BIko's his funeral was the first big political funeral in South Africa. As bus-loads of mourners neared Biko's burial town (King William’s Town), they passed Black youths standing solemnly along the road with their clenched fists raised. Prominent white liberals, such as the parliamentarian, Helen Suzman, attended. So did the black American diplomat, Donald McHenry and other international dignitaries. At the funeral, 20 000 people marched and sang freedom songs. For five hours, speakers eulogised Biko. The Rev, Xundu, the Transkei Anglican priest, who presided over the funeral, appealed to God to take sides with the oppressed to overthrow the system.
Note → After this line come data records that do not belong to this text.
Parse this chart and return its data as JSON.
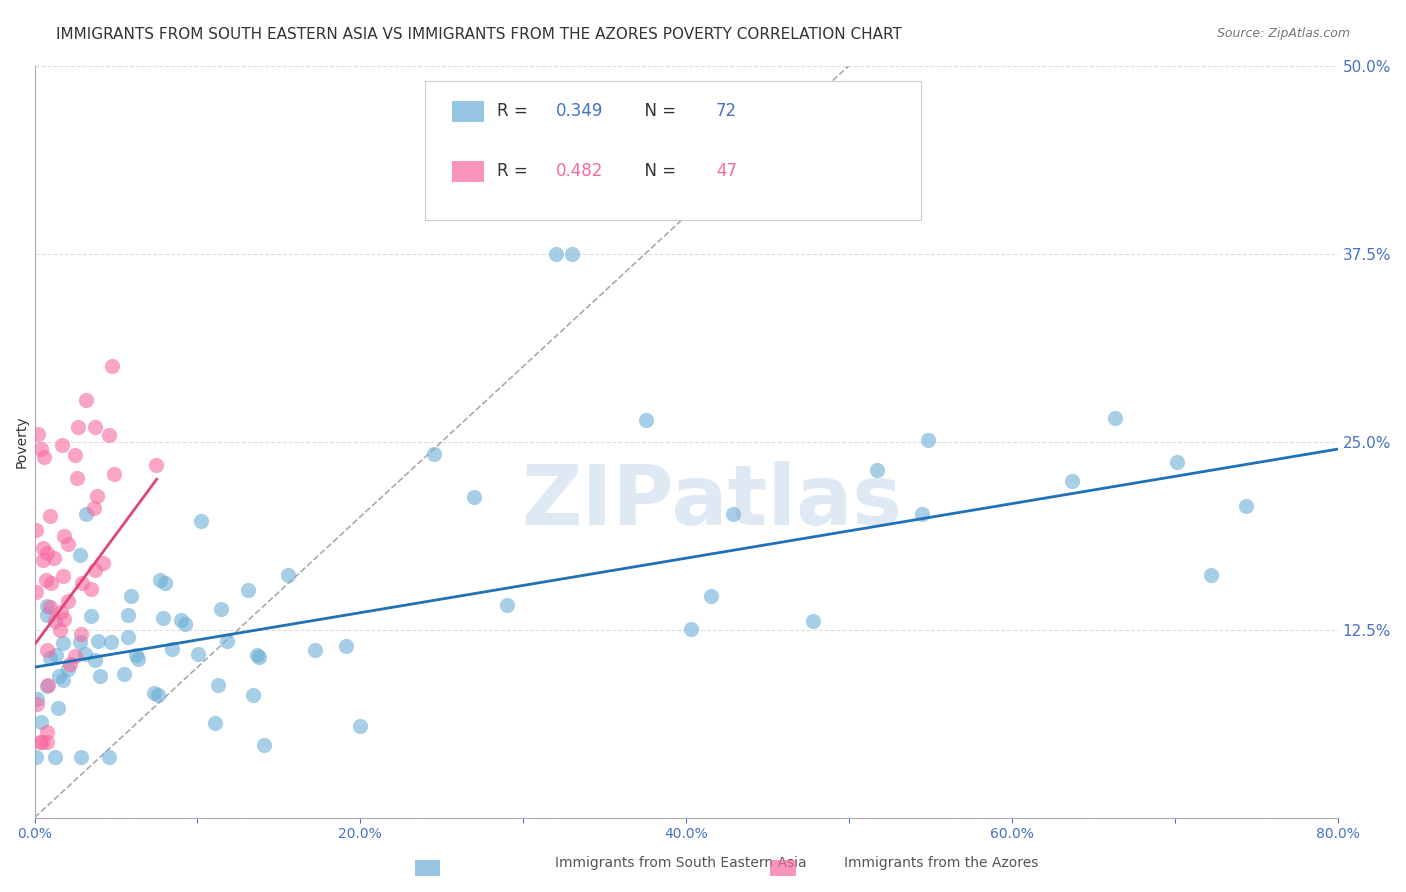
{
  "title": "IMMIGRANTS FROM SOUTH EASTERN ASIA VS IMMIGRANTS FROM THE AZORES POVERTY CORRELATION CHART",
  "source": "Source: ZipAtlas.com",
  "ylabel": "Poverty",
  "watermark": "ZIPatlas",
  "xlim": [
    0.0,
    0.8
  ],
  "ylim": [
    0.0,
    0.5
  ],
  "ytick_positions": [
    0.0,
    0.125,
    0.25,
    0.375,
    0.5
  ],
  "ytick_labels_right": [
    "",
    "12.5%",
    "25.0%",
    "37.5%",
    "50.0%"
  ],
  "xtick_positions": [
    0.0,
    0.1,
    0.2,
    0.3,
    0.4,
    0.5,
    0.6,
    0.7,
    0.8
  ],
  "xtick_labels": [
    "0.0%",
    "",
    "20.0%",
    "",
    "40.0%",
    "",
    "60.0%",
    "",
    "80.0%"
  ],
  "blue_R": 0.349,
  "blue_N": 72,
  "pink_R": 0.482,
  "pink_N": 47,
  "blue_color": "#6baed6",
  "pink_color": "#f768a1",
  "blue_label": "Immigrants from South Eastern Asia",
  "pink_label": "Immigrants from the Azores",
  "tick_color": "#4472c4",
  "blue_trend_x": [
    0.0,
    0.8
  ],
  "blue_trend_y": [
    0.1,
    0.245
  ],
  "pink_trend_x": [
    0.0,
    0.075
  ],
  "pink_trend_y": [
    0.115,
    0.225
  ],
  "dashed_line_x": [
    0.0,
    0.5
  ],
  "dashed_line_y": [
    0.0,
    0.5
  ],
  "background_color": "#ffffff",
  "grid_color": "#dddddd",
  "title_fontsize": 11,
  "source_fontsize": 9,
  "label_fontsize": 10,
  "tick_fontsize": 10,
  "watermark_color": "#d0e0f0",
  "watermark_fontsize": 60
}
Two years later the South African Medical and Dental Council (SAMDC) disciplinary committee found there was no prima facie case against the two doctors who had treated Biko shortly before his death. Dissatisfied doctors presented a petition to the Council in February 1982 seeking another inquiry into the role of the medical authorities who had treated Biko shortly before his death. This was rejected on the grounds that no new evidence had come to light. Biko’s death caught the attention of the international community, which increased the pressure on the South African government to abolish its detention policies and called for an international probe on the causes of Biko's death. Even close allies of South Africa, Britain and the United States of America, expressed deep concern over the death of Biko.
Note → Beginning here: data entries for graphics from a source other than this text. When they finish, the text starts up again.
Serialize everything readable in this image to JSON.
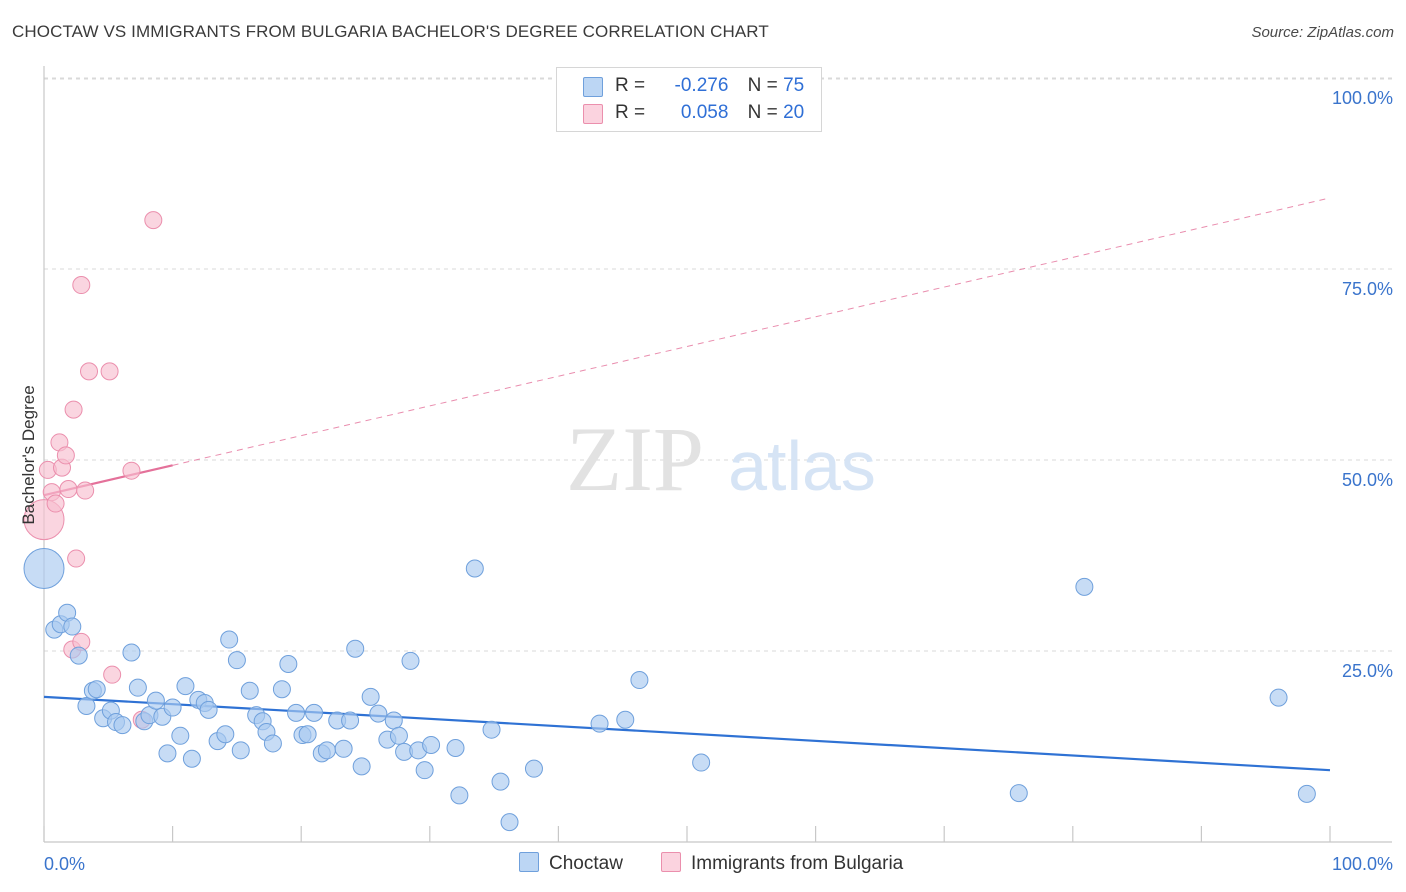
{
  "title": "CHOCTAW VS IMMIGRANTS FROM BULGARIA BACHELOR'S DEGREE CORRELATION CHART",
  "source": "Source: ZipAtlas.com",
  "watermark": {
    "zip": "ZIP",
    "atlas": "atlas"
  },
  "legend": [
    {
      "r_label": "R =",
      "r_value": "-0.276",
      "n_label": "N =",
      "n_value": "75"
    },
    {
      "r_label": "R =",
      "r_value": "0.058",
      "n_label": "N =",
      "n_value": "20"
    }
  ],
  "bottom_legend": [
    "Choctaw",
    "Immigrants from Bulgaria"
  ],
  "colors": {
    "choctaw_fill": "#a9c9f0",
    "choctaw_stroke": "#6fa0dc",
    "choctaw_line": "#2f72d4",
    "bulgaria_fill": "#f7bfd0",
    "bulgaria_stroke": "#eb8fad",
    "bulgaria_line": "#e4719a",
    "axis_label": "#3a74cc",
    "grid": "#d9d9d9"
  },
  "chart_data": {
    "type": "scatter",
    "title": "CHOCTAW VS IMMIGRANTS FROM BULGARIA BACHELOR'S DEGREE CORRELATION CHART",
    "xlabel": "",
    "ylabel": "Bachelor's Degree",
    "xlim": [
      0,
      100
    ],
    "ylim": [
      0,
      100
    ],
    "x_tick_labels": [
      "0.0%",
      "100.0%"
    ],
    "y_tick_labels": [
      {
        "value": 25,
        "label": "25.0%"
      },
      {
        "value": 50,
        "label": "50.0%"
      },
      {
        "value": 75,
        "label": "75.0%"
      },
      {
        "value": 100,
        "label": "100.0%"
      }
    ],
    "series": [
      {
        "name": "Choctaw",
        "r": -0.276,
        "n": 75,
        "trend": {
          "x": [
            0,
            100
          ],
          "y": [
            19.0,
            9.4
          ],
          "dashed_extension": false
        },
        "points": [
          {
            "x": 0.0,
            "y": 35.8,
            "big": true
          },
          {
            "x": 0.8,
            "y": 27.8
          },
          {
            "x": 1.3,
            "y": 28.5
          },
          {
            "x": 1.8,
            "y": 30.0
          },
          {
            "x": 2.2,
            "y": 28.2
          },
          {
            "x": 2.7,
            "y": 24.4
          },
          {
            "x": 3.3,
            "y": 17.8
          },
          {
            "x": 3.8,
            "y": 19.8
          },
          {
            "x": 4.1,
            "y": 20.0
          },
          {
            "x": 4.6,
            "y": 16.2
          },
          {
            "x": 5.2,
            "y": 17.2
          },
          {
            "x": 5.6,
            "y": 15.7
          },
          {
            "x": 6.1,
            "y": 15.3
          },
          {
            "x": 6.8,
            "y": 24.8
          },
          {
            "x": 7.3,
            "y": 20.2
          },
          {
            "x": 7.8,
            "y": 15.8
          },
          {
            "x": 8.2,
            "y": 16.6
          },
          {
            "x": 8.7,
            "y": 18.5
          },
          {
            "x": 9.2,
            "y": 16.4
          },
          {
            "x": 9.6,
            "y": 11.6
          },
          {
            "x": 10.0,
            "y": 17.6
          },
          {
            "x": 10.6,
            "y": 13.9
          },
          {
            "x": 11.0,
            "y": 20.4
          },
          {
            "x": 11.5,
            "y": 10.9
          },
          {
            "x": 12.0,
            "y": 18.6
          },
          {
            "x": 12.5,
            "y": 18.2
          },
          {
            "x": 12.8,
            "y": 17.3
          },
          {
            "x": 13.5,
            "y": 13.2
          },
          {
            "x": 14.1,
            "y": 14.1
          },
          {
            "x": 14.4,
            "y": 26.5
          },
          {
            "x": 15.0,
            "y": 23.8
          },
          {
            "x": 15.3,
            "y": 12.0
          },
          {
            "x": 16.0,
            "y": 19.8
          },
          {
            "x": 16.5,
            "y": 16.6
          },
          {
            "x": 17.0,
            "y": 15.8
          },
          {
            "x": 17.3,
            "y": 14.4
          },
          {
            "x": 17.8,
            "y": 12.9
          },
          {
            "x": 18.5,
            "y": 20.0
          },
          {
            "x": 19.0,
            "y": 23.3
          },
          {
            "x": 19.6,
            "y": 16.9
          },
          {
            "x": 20.1,
            "y": 14.0
          },
          {
            "x": 20.5,
            "y": 14.1
          },
          {
            "x": 21.0,
            "y": 16.9
          },
          {
            "x": 21.6,
            "y": 11.6
          },
          {
            "x": 22.0,
            "y": 12.0
          },
          {
            "x": 22.8,
            "y": 15.9
          },
          {
            "x": 23.3,
            "y": 12.2
          },
          {
            "x": 23.8,
            "y": 15.9
          },
          {
            "x": 24.2,
            "y": 25.3
          },
          {
            "x": 24.7,
            "y": 9.9
          },
          {
            "x": 25.4,
            "y": 19.0
          },
          {
            "x": 26.0,
            "y": 16.8
          },
          {
            "x": 26.7,
            "y": 13.4
          },
          {
            "x": 27.2,
            "y": 15.9
          },
          {
            "x": 27.6,
            "y": 13.9
          },
          {
            "x": 28.0,
            "y": 11.8
          },
          {
            "x": 28.5,
            "y": 23.7
          },
          {
            "x": 29.1,
            "y": 12.0
          },
          {
            "x": 29.6,
            "y": 9.4
          },
          {
            "x": 30.1,
            "y": 12.7
          },
          {
            "x": 32.0,
            "y": 12.3
          },
          {
            "x": 32.3,
            "y": 6.1
          },
          {
            "x": 33.5,
            "y": 35.8
          },
          {
            "x": 34.8,
            "y": 14.7
          },
          {
            "x": 35.5,
            "y": 7.9
          },
          {
            "x": 36.2,
            "y": 2.6
          },
          {
            "x": 38.1,
            "y": 9.6
          },
          {
            "x": 43.2,
            "y": 15.5
          },
          {
            "x": 45.2,
            "y": 16.0
          },
          {
            "x": 46.3,
            "y": 21.2
          },
          {
            "x": 51.1,
            "y": 10.4
          },
          {
            "x": 75.8,
            "y": 6.4
          },
          {
            "x": 80.9,
            "y": 33.4
          },
          {
            "x": 96.0,
            "y": 18.9
          },
          {
            "x": 98.2,
            "y": 6.3
          }
        ]
      },
      {
        "name": "Immigrants from Bulgaria",
        "r": 0.058,
        "n": 20,
        "trend": {
          "x": [
            0,
            10
          ],
          "y": [
            45.4,
            49.3
          ],
          "dashed_extension": {
            "x": [
              10,
              100
            ],
            "y": [
              49.3,
              84.3
            ]
          }
        },
        "points": [
          {
            "x": 0.0,
            "y": 42.2,
            "big": true
          },
          {
            "x": 0.3,
            "y": 48.7
          },
          {
            "x": 0.6,
            "y": 45.8
          },
          {
            "x": 0.9,
            "y": 44.3
          },
          {
            "x": 1.2,
            "y": 52.3
          },
          {
            "x": 1.4,
            "y": 49.0
          },
          {
            "x": 1.7,
            "y": 50.6
          },
          {
            "x": 1.9,
            "y": 46.2
          },
          {
            "x": 2.2,
            "y": 25.2
          },
          {
            "x": 2.3,
            "y": 56.6
          },
          {
            "x": 2.5,
            "y": 37.1
          },
          {
            "x": 2.9,
            "y": 72.9
          },
          {
            "x": 2.9,
            "y": 26.2
          },
          {
            "x": 3.2,
            "y": 46.0
          },
          {
            "x": 3.5,
            "y": 61.6
          },
          {
            "x": 5.1,
            "y": 61.6
          },
          {
            "x": 5.3,
            "y": 21.9
          },
          {
            "x": 6.8,
            "y": 48.6
          },
          {
            "x": 7.6,
            "y": 16.0
          },
          {
            "x": 8.5,
            "y": 81.4
          }
        ]
      }
    ]
  }
}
It took eight years of intense pressure before the South African Medical Council took disciplinary action. On 30 January 1985, the Pretoria Supreme Court ordered the SAMDC to hold an inquiry into the conduct of the two doctors who treated Steve Biko for five days before he died. In judgment handed down Judge President of the Transvaal Justice W. G. Boshoff said that there was prima facie evidence of improper or disgraceful conduct on the part of the “Biko” doctors in a professional respect.
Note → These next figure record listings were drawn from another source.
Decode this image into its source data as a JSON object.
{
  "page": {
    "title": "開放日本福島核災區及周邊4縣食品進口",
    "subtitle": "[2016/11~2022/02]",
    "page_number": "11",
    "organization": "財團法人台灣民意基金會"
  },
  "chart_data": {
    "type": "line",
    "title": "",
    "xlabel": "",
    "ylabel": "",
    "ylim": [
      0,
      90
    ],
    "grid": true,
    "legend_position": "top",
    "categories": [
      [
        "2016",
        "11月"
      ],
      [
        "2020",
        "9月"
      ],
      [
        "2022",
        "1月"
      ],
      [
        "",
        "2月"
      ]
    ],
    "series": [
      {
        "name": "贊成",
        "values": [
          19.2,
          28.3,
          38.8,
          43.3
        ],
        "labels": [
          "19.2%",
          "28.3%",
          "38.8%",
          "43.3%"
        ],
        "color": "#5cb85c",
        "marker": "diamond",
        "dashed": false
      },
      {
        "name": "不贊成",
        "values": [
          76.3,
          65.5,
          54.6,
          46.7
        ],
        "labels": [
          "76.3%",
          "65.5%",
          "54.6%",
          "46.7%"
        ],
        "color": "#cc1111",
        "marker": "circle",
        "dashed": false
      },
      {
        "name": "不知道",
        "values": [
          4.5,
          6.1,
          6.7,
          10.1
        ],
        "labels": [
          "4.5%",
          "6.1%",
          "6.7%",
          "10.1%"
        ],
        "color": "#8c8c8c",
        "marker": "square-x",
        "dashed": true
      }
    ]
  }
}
Sadly, Biko’s death did not put an end to the ill-treatment of prisoners. Years later, when young Dr Wendy Orr made her disclosures about the treatment of detainees in the Eastern Cape it became clear that conditions had changed very little. In September 1987 Helen Suzman once again produced claims of torture and ill-treatment in detention with thirty-seven signed affidavits. In 1997 Biko’s killers appeared before the Truth and Reconciliation Commission (TRC) to request amnesty for the death of the student leader. However, they only claimed responsibility for assaulting him and maintained that his death was accidental. They also testified that they lied about his date of death. The family of Biko opposed the TRC hearings on the grounds that they would rob them of justice. They accused Harold Synman, the policeman responsible for Biko’s death, of adding more lies to the circumstances surrounding Biko’s death.